Allá va una ración del pollo Gaston Gérard gratinado con queso Comté y otra de muslo de pollo de Bresse con colmenillas (hongos muy apreciados por la cocina francesa) y caldo Savagnin. La cocina no para. Siguen saliendo las fondues de morillas, embutidos del Jura y de Vaud. Vida típica de una brasserie en medio de los Alpes.

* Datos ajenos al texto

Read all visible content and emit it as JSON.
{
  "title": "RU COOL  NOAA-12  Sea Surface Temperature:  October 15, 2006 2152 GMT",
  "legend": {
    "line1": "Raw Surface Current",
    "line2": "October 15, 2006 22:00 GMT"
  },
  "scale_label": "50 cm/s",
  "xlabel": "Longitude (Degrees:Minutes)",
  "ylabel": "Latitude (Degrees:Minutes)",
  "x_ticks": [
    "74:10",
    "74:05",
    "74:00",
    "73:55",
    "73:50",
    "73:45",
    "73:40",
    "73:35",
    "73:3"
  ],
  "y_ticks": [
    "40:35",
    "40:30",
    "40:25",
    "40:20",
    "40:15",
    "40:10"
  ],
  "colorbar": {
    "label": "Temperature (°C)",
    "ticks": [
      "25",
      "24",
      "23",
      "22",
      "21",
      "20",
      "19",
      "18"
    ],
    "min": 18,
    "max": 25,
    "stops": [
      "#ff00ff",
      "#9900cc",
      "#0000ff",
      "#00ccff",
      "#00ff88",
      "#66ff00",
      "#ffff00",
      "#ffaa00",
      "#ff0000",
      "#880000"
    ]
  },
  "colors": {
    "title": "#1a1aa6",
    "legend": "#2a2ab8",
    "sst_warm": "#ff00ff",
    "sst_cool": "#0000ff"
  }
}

Mientras Alexandre reparte los platos y las cervezas, envía mensajes a la cocina y estrecha su mano a los recién llegados, sin desviar el ojo de la otra puerta: aquella por la que entran los posibles clientes del hotel dos estrellas que se apretuja en la misma casa. Paredes sembradas de fotografías, banderas de todos los colores, vituallas de deportes de invierno y colores: rojo borgoña y blanco por todo el sitio, desde los manteles a los dinteles de las puertas, más el toque amarillo intenso en un logo.
Son muchos los paseantes que estacionan en alguno de los dos frentes del edificio para hacer real la historia de leyenda. Es por eso que Alexandre no deja de mirar… solo para darle más color a los recuerdos que se pueden llevar. Uno de los visitantes entra solo, circula por la habitación partida por columnas de madera con decoración 100% montañesa, y encuentra el ambiente cálido que se imaginaba según los relatos de su abuelo. Se sienta justo frente a una copia del cuadro de Paul Cézanne Los jugadores de cartas, para recordar una anécdota real. No lo puede evitar: se pone a llorar.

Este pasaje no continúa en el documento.